LAWS(APH)-2007-7-34

UNION OF INDIA Vs. PALLUSWAMY KARUPUSWAMY

Decided On July 30, 2007
UNION OF INDIA Appellant
V/S
PALLUSWAMY KARUPUSWAMY Respondents

JUDGEMENT

(1.) CMAMP No.653 of 2007 was filed to vacate the interim order dated 26.2.2007 made in CMAMP No.285 of 2007 in CMA No.151 of 2007. When the application is taken up for hearing, the counsel on record made a request for disposal of the Civil Miscellaneous Appeal itself. In view of the same, the Civil Miscellaneous Appeal is being disposed of finally.

(2.) Sri B.H.R.Chowdary, learned Standing Counsel representing the appellant- Union of India represented by its General Manager, South Central Railway, Secunderabad, had pointed out that the incident was not reported at all and the same had not seen the light for about six months and the said delay had not been explained. The counsel also pointed out to Exs.A6 and A7 and would maintain that both these documents are contradictory. The counsel also would maintain that in the light of the evidence available on record, it is doubtful whether respondent-applicant had taken treatment either in private hospital or in Government hospital. The counsel also would further point out that even if the episode of the respondent-applicant to be taken as true, even as per the schedule this would fall under entry No.28 at the best and not entry No.22 and hence at any rate the quantum of compensation fixed is on the higher side. The counsel also further pointed out that though the Railway Claims Tribunal may follow its own procedure, it would be just and convenient if the list of witnesses and list of documents are shown by way of appendix of evidence atleast at the end of the order and since the same is not being shown, the parties are put to inconvenience.
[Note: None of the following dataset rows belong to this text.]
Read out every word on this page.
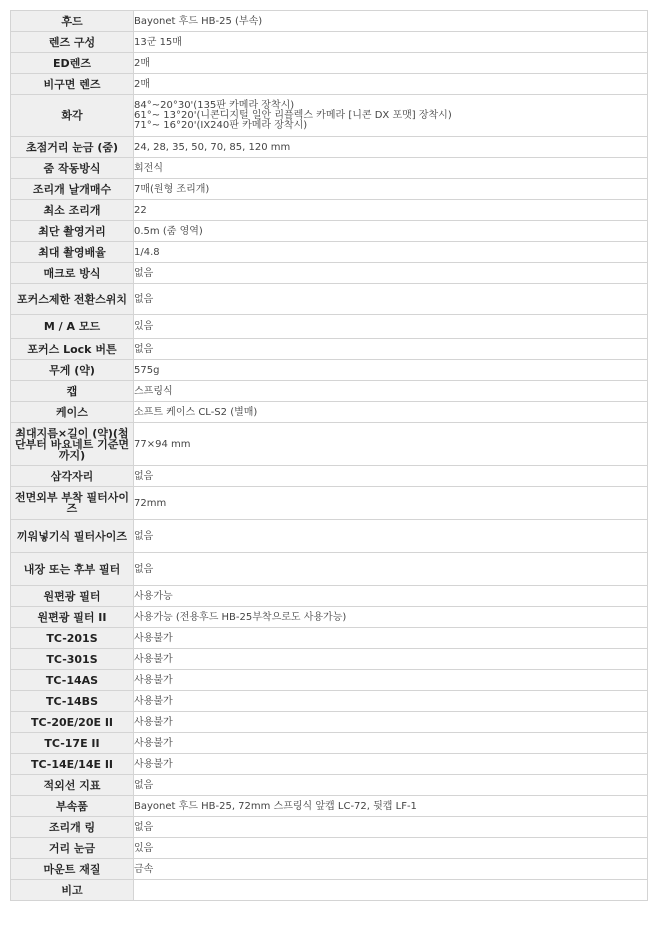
후드	Bayonet 후드 HB-25 (부속)
렌즈 구성	13군 15매
ED렌즈	2매
비구면 렌즈	2매
화각	84°~20°30'(135판 카메라 장착시)
61°~ 13°20'(니콘디지털 일안 리플렉스 카메라 [니콘 DX 포맷] 장착시)
71°~ 16°20'(IX240판 카메라 장착시)

초점거리 눈금 (줌)	24, 28, 35, 50, 70, 85, 120 mm
줌 작동방식	회전식
조리개 날개매수	7매(원형 조리개)
최소 조리개	22
최단 촬영거리	0.5m (줌 영역)
최대 촬영배율	1/4.8
매크로 방식	없음
포커스제한 전환스위치	없음
M / A 모드	있음
포커스 Lock 버튼	없음
무게 (약)	575g
캡	스프링식
케이스	소프트 케이스 CL-S2 (별매)
최대지름×길이 (약)(첨단부터 바요네트 기준면까지)	77×94 mm
삼각자리	없음
전면외부 부착 필터사이즈	72mm
끼워넣기식 필터사이즈	없음
내장 또는 후부 필터	없음
원편광 필터	사용가능
원편광 필터 II	사용가능 (전용후드 HB-25부착으로도 사용가능)
TC-201S	사용불가
TC-301S	사용불가
TC-14AS	사용불가
TC-14BS	사용불가
TC-20E/20E II	사용불가
TC-17E II	사용불가
TC-14E/14E II	사용불가
적외선 지표	없음
부속품	Bayonet 후드 HB-25, 72mm 스프링식 앞캡 LC-72, 뒷캡 LF-1
조리개 링	없음
거리 눈금	있음
마운트 재질	금속
비고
(3.) Per contra, Sri A.K. Kishore Reddy, learned counsel representing the respondent-applicant would maintain that the mere delay pointed out would not seriously alter the situation since none of the facts are in dispute and even otherwise though clear evidence was let in by the respondent-applicant, no evidence had been placed by the appellant-Railways and in the light of the same, the findings recorded by the Railway Claims Tribunal to be confirmed. The counsel also pointed out that entry No.22 or item No.22 had been correctly applied and this was done by the Railway Claims Tribunal not only being guided by the certificates placed before the Tribunal concerned, but also by seeing the injured and unless otherwise contrary is established, the quantum of compensation fixed by the Tribunal concerned cannot be said to be on higher side.